Case Presentation: An 89 year old female with a recent admission for left knee atraumatic hemarthrosis a week ago, presented with arm pain to the emergency department. She had bilateral forearm and hand pain, swelling, and paresthesias that had started after getting blood draws at her last hospital stay and had slowly worsened.On physical exam, she had diffuse edema and ecchymosis of her bilateral forearms. Passive range of motion of her bilateral fingers and wrists elicited pain. Her platelets were 409,000 K/cumm, PTT was greater than 150 seconds, INR was 1.3, and fibrinogen was 492 mg/dL. Her PTT mixing study did not correct her prolonged PTT. CT scan showed bilateral forearm volar compartment swelling with effacement of normal intramuscular fat. Her factor VIII activity was <1 and she had a high titer of factor VIII inhibitor. She was given factor VIII and factor VII replacement to control her bleeding and then taken to the OR for bilateral forearm fasciotomy. She was given four doses of rituximab and a prolonged prednisone taper. She was seen in clinic two months later without any recurrence of her disease.

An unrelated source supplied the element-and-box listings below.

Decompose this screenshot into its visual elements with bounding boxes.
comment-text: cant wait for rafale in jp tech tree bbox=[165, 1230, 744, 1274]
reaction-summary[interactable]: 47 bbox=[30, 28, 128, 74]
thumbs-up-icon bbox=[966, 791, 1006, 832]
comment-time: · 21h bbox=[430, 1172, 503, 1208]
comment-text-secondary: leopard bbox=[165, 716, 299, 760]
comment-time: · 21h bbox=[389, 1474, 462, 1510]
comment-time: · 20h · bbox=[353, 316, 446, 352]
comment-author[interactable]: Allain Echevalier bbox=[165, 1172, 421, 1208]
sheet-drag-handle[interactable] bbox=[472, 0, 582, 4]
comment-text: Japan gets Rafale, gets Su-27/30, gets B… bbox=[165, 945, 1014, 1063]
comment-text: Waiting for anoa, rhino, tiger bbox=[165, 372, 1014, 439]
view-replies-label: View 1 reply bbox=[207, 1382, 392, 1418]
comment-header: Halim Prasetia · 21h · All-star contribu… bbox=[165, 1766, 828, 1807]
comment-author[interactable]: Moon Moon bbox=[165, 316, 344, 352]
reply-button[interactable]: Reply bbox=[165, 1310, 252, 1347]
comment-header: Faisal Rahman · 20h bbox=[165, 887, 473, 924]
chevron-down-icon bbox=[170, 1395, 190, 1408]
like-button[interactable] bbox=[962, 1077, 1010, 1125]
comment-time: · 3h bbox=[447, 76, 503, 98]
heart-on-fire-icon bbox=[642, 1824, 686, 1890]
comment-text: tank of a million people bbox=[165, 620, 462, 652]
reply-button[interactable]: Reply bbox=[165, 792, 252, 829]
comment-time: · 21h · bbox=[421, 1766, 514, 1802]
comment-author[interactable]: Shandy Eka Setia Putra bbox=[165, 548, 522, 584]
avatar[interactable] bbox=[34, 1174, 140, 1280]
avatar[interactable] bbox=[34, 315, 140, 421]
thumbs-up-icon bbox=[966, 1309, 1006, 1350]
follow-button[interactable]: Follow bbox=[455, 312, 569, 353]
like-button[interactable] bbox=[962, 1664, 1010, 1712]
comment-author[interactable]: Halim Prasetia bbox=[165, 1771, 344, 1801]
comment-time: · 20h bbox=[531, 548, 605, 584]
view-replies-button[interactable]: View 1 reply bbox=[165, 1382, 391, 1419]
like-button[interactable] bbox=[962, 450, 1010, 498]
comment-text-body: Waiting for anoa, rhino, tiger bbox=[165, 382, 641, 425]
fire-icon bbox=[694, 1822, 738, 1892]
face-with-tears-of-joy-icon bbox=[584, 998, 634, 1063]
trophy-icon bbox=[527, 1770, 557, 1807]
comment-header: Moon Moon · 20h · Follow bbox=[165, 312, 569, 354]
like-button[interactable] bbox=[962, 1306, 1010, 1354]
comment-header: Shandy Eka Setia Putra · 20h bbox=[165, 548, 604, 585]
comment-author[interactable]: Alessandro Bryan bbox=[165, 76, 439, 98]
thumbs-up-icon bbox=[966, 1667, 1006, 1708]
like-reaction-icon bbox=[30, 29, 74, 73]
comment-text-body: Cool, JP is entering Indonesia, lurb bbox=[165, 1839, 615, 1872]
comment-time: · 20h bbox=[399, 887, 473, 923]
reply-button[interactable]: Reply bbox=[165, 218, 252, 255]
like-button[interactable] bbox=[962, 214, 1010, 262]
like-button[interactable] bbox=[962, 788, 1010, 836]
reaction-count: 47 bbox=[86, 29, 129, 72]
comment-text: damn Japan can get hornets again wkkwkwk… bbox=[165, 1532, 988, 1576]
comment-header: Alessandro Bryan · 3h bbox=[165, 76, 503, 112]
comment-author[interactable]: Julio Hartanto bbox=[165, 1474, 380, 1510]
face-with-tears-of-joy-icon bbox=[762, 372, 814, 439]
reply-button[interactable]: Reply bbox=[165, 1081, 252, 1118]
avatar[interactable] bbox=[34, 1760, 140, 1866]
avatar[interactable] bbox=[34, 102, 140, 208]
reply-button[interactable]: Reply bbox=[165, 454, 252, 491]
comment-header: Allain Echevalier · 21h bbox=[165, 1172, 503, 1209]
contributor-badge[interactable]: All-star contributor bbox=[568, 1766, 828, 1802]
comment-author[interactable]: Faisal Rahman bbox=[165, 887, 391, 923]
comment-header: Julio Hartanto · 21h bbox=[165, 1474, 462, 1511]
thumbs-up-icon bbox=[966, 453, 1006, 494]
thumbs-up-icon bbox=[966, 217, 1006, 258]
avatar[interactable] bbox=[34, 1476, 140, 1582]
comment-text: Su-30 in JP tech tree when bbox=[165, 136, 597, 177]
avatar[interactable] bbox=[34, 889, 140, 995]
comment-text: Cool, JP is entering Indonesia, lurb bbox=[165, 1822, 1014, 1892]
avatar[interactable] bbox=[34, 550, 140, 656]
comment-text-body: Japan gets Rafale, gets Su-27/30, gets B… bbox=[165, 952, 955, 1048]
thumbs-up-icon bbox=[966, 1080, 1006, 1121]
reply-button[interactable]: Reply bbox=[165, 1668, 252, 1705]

Discussion: This patient had acquired hemophilia due to a factor VIII inhibitor with compartment syndrome of her bilateral forearms likely due to continued bleeding after IV placement and blood draws from her prior hospital stay. Unlike congenital hemophilia, median age of onset of bleeding due to acquired hemophilia is between 60 to 69. Acquired hemophilia often presents with soft tissue bleeding, hematuria, epistaxis, gastrointestinal bleeding and intracerebral hemorrhages. The most common laboratory abnormalities are a prolonged PTT with normal PT and platelet count. If there is a prolonged PTT and suspicion for an acquired factor inhibitor, the next step is a PTT mixing study. If the PTT of the mixed plasma does not correct to normal, it suggests the presence of an inhibitor in the patient’s plasma. After the mixing study, factor VIII activity and the factor VIII antibody titer should be obtained. Inhibitors to factor VIII are the most common cause of acquired hemophilia although other acquired factor inhibitors can also be responsible.(1,2)
Conclusions: This case is unique due to the uncommon presenting problems of hemarthrosis and compartment syndrome. Due to the severity of the bleeding and the need for transfusions, patients are likely to be admitted and under the care of a hospitalist. This disease process is very rare with an incidence of approximately 1 to 4 per million per year. However, it is important for hospitalists to know what to do when they encounter a prolonged PTT given the high mortality rate of these patients which is between 8 to 20%.(2) Any clinical bleeding associated with an isolated prolonged PTT should raise suspicion for acquired factor inhibitor and every hospitalist should know the next steps of the workup and involve a hematologist in the patient’s care.